Bank of Valletta plc - Interim Directors’ Statement

On 31 July, Bank of Valletta plc issued its Interim Directors’ Statement providing an update on its performance since the end of the first half of its 2013/14 financial year on 31 March 2014.

The Bank reported that the period under review was once again characterised by a decline in the interest margin in part due to the prevailing low interest rate scenario as well as the negative overnight deposit rates with the European Central Bank. BOV explained that demand for business credit was weak although this was partly offset by a robust demand for home loans. Meanwhile, customer deposits continued to grow leading to an increase in liquidity. On the other hand, BOV confirmed that it registered an increase in fees and commission income, fair value movements improved moderately while expenses increased, mainly attributable to higher regulatory costs. BOV also noted that its cautious approach towards provisioning continued during the period under review.

The Directors also explained that as from November 2014, BOV will be under the direct supervision of the ECB, as part of the Single Supervisory Mechanism. In preparation for this transition, BOV is currently undergoing an Asset Quality Review  and commenced a stress testing exercise, which aims to evaluate the asset quality, adequacy of the provisioning criteria applied by the bank, as well as the resilience of the bank’s capital buffers under extreme conditions. The results of these exercises are expected to be announced towards the end of October 2014.

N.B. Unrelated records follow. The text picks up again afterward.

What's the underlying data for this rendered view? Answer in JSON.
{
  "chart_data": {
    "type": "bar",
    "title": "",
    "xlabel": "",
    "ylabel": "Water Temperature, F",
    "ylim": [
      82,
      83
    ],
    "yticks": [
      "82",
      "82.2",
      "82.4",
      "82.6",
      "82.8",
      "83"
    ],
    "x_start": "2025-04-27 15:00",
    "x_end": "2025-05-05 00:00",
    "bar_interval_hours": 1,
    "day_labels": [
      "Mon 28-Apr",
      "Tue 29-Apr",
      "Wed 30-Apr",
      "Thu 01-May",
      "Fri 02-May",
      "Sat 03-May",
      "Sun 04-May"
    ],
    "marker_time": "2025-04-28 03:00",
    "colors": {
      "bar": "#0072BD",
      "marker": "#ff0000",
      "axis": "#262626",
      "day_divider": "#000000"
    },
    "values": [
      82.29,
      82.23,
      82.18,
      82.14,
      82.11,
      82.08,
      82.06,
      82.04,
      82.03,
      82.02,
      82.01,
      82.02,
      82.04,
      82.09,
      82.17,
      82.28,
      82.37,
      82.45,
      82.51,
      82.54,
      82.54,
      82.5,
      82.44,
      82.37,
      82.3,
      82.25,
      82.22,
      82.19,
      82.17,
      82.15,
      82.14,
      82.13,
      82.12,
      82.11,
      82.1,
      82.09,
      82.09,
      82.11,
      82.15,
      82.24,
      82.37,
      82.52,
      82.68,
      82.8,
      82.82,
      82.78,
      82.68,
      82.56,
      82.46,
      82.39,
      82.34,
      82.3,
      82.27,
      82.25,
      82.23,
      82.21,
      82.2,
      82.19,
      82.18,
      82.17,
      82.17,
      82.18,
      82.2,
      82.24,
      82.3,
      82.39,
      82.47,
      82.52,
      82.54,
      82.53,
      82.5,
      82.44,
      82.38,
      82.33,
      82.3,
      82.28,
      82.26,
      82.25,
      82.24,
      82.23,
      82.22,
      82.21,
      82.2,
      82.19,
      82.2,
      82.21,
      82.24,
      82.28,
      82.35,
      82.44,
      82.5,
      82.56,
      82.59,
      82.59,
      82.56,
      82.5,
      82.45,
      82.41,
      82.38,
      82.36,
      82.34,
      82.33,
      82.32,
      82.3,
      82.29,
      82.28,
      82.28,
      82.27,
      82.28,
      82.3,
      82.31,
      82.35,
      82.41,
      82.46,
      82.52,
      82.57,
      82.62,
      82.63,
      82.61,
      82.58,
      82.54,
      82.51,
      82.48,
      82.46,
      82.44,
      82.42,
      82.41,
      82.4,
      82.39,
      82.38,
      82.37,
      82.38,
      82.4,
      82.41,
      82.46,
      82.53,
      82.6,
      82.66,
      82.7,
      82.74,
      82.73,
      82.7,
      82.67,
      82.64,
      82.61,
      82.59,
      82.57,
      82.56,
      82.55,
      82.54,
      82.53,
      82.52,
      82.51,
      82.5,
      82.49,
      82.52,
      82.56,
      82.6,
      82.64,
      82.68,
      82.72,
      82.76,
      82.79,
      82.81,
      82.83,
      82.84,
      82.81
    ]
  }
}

Whilst reiterating the commitment to the local economy, the  Directors concluded by stating that the bank looks towards the future with cautious optimism, as the latest EU economic forecast indicated that Malta’s growth outlook is robust, and that expansion is expected in household consumption and large-scale investment projects. BOV will be investing significantly in extending and upgrading its IT infrastructure and continue to operate its prudent business model, with priority given to high capital and liquidity buffers in the interest of national financial stability.